Organizational Complexity as a Data Quality Risk Factor
Large IOUs accumulate operational technology infrastructure through decades of organic growth, acquisitions, and mergers. The result is often a heterogeneous SCADA environment: multiple EMS platforms from different vendors, different RTU firmware versions across substations, different historian databases for different system regions, and data models that weren't designed to interoperate.
Extracting clean, consistent interval data from this environment for forecasting purposes requires significant data engineering work — mapping different point naming conventions across systems, reconciling different timestamp formats, and building integration layers that pull from multiple historians into a unified time-series dataset. This work is not visible in vendor sales presentations but consumes meaningful implementation time and introduces ongoing maintenance burden.
Municipal utilities typically operate a single, unified SCADA and historian environment.
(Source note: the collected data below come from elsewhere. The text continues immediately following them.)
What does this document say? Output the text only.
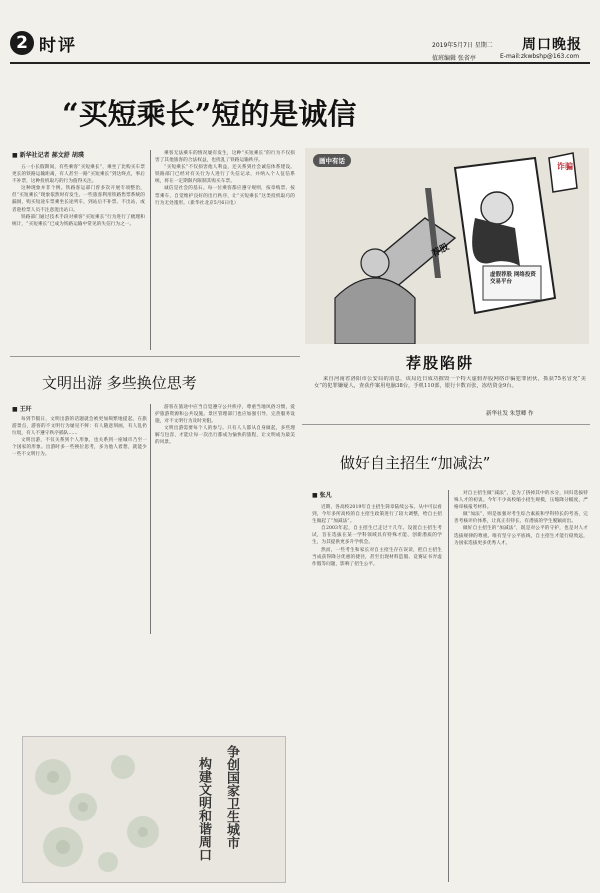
2 时评	2019年5月7日 星期二 周口晚报
值班编辑 张省亭	E-mail:zkwbshp@163.com
“买短乘长”短的是诚信
■ 新华社记者 郝文舒 胡璞

五一小长假期间，有些乘客“买短乘长”，乘坐了比购买车票更长的铁路运输距离，有人甚至一路“买短乘长”到达终点，事后不补票，这种投机取巧的行为值得关注。

这种现象并非个例。铁路客运部门曾多次开展专项整治，但“买短乘长”现象依然时有发生。一些旅客利用铁路售票系统的漏洞，购买短途车票乘坐长途列车，到站后不补票、不出站，或者趁检票人员不注意混出站口。

铁路部门通过技术手段对乘客“买短乘长”行为进行了梳理和统计，“买短乘长”已成为铁路运输中常见的失信行为之一。

乘客无法乘车的情况屡有发生，这种“买短乘长”的行为不仅损害了其他旅客的合法权益，也扰乱了铁路运输秩序。

“买短乘长”不仅损害他人利益，还关系到社会诚信体系建设。铁路部门已经对有关行为人进行了失信记录，并纳入个人征信系统，将在一定期限内限制其购买车票。

诚信是社会的基石。每一位乘客都应遵守规则，按章购票、按票乘车，自觉维护良好的出行秩序，让“买短乘长”这类投机取巧的行为无处遁形。（新华社北京5月6日电）

画中有话
荐股
诈骗
虚假荐股 网络投资 交易平台
荐股陷阱

来自河南省洛阳市公安局的消息，该局近日成功摧毁一个特大虚假荐股网络诈骗犯罪团伙，抓获75名冒充“美女”的犯罪嫌疑人，查获作案用电脑38台，手机110部，银行卡数百张，冻结资金9台。

新华社发 朱慧卿 作
文明出游 多些换位思考
■ 王玕

每到节假日，文明出游的话题就会被更加频繁地提起。在旅游景点，游客的不文明行为屡见不鲜：有人随意刻画，有人乱扔垃圾，有人不遵守秩序插队……

文明出游，不仅关系到个人形象，也关系到一座城市乃至一个国家的形象。出游时多一些换位思考，多为他人着想，就能少一些不文明行为。

游客在旅途中应当自觉遵守公共秩序，尊重当地风俗习惯，爱护旅游资源和公共设施。景区管理部门也应加强引导，完善服务设施，对不文明行为及时劝阻。

文明出游需要每个人的参与。只有人人都从自身做起，多些理解与包容，才能让每一次出行都成为愉快的旅程，让文明成为最美的风景。

做好自主招生“加减法”
■ 张凡

近期，各高校2019年自主招生简章陆续公布。从中可以看到，今年多所高校的自主招生政策进行了较大调整，给自主招生做起了“加减法”。

自2003年起，自主招生已走过十几年。设置自主招生考试，旨在选拔在某一学科领域具有特殊才能、创新潜质的学生，为其提供更多升学机会。

然而，一些考生和家长对自主招生存在误读，把自主招生当成获得降分优惠的捷径，甚至出现材料造假、竞赛证书弄虚作假等问题，影响了招生公平。

对自主招生做“减法”，是为了挤掉其中的水分，回归选拔特殊人才的初衷。今年不少高校缩小招生规模，压缩降分幅度，严格审核报考材料。

做“加法”，则是加强对考生综合素质和学科特长的考查，完善考核评价体系，让真正有特长、有潜质的学生脱颖而出。

做好自主招生的“加减法”，既是对公平的守护，也是对人才选拔规律的尊重。唯有坚守公平底线，自主招生才能行稳致远，为国家选拔更多优秀人才。

争创国家卫生城市
构建文明和谐周口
A single data source with a consistent naming convention and timestamp format requires an order of magnitude less data engineering work to prepare for model training. The implementation timeline difference — 3–4 weeks for a well-instrumented municipal versus 8–12 weeks for a complex IOU environment — is driven almost entirely by data environment complexity.
What IOUs Can Do About the Data Gap
The structural disadvantages for large IOUs in SCADA coverage and data environment complexity are real but addressable. The practical approaches that produce the fastest improvement in forecast-relevant data quality:
Prioritize AMI data integration: Many large IOUs have deployed AMI at significant scale but haven't integrated interval meter data into their operational (as opposed to billing) data systems. AMI reads at 15-minute resolution from distribution meters provide feeder-level load data that partially compensates for incomplete SCADA coverage. The data management investment required to make AMI data available for forecasting is substantially less than deploying new SCADA infrastructure to uncovered feeders.
Address historian fragmentation through middleware: Building a unified operational data lake — a consolidated time-series data store that normalizes data from multiple SCADA historians — enables consistent data access for forecasting without requiring SCADA system replacement. This is a data architecture investment that pays dividends across multiple operational technology applications beyond load forecasting.
Implement systematic data quality monitoring: Large IOUs tend to discover SCADA data quality problems reactively, when they produce visible operational effects. Proactive monitoring — automated validation checks on incoming data at the interval level — catches problems before they contaminate training data. The specific validation checks described in our article on SCADA data quality failures that break forecast models provide a practical starting point for a monitoring program.
The Forecasting Accuracy Implication
The data quality gap between well-instrumented municipals and large IOUs translates into predictable accuracy differences. Analysis of GridKern deployments across 18 utility systems of varying sizes found that utilities with SCADA coverage above 85% and single-historian data environments achieved average MAPE improvements 2.3 percentage points larger than utilities with sub-70% coverage and multi-historian environments — controlling for system size, load complexity, and renewable penetration. The data foundation, not the model architecture, drove the majority of the accuracy difference.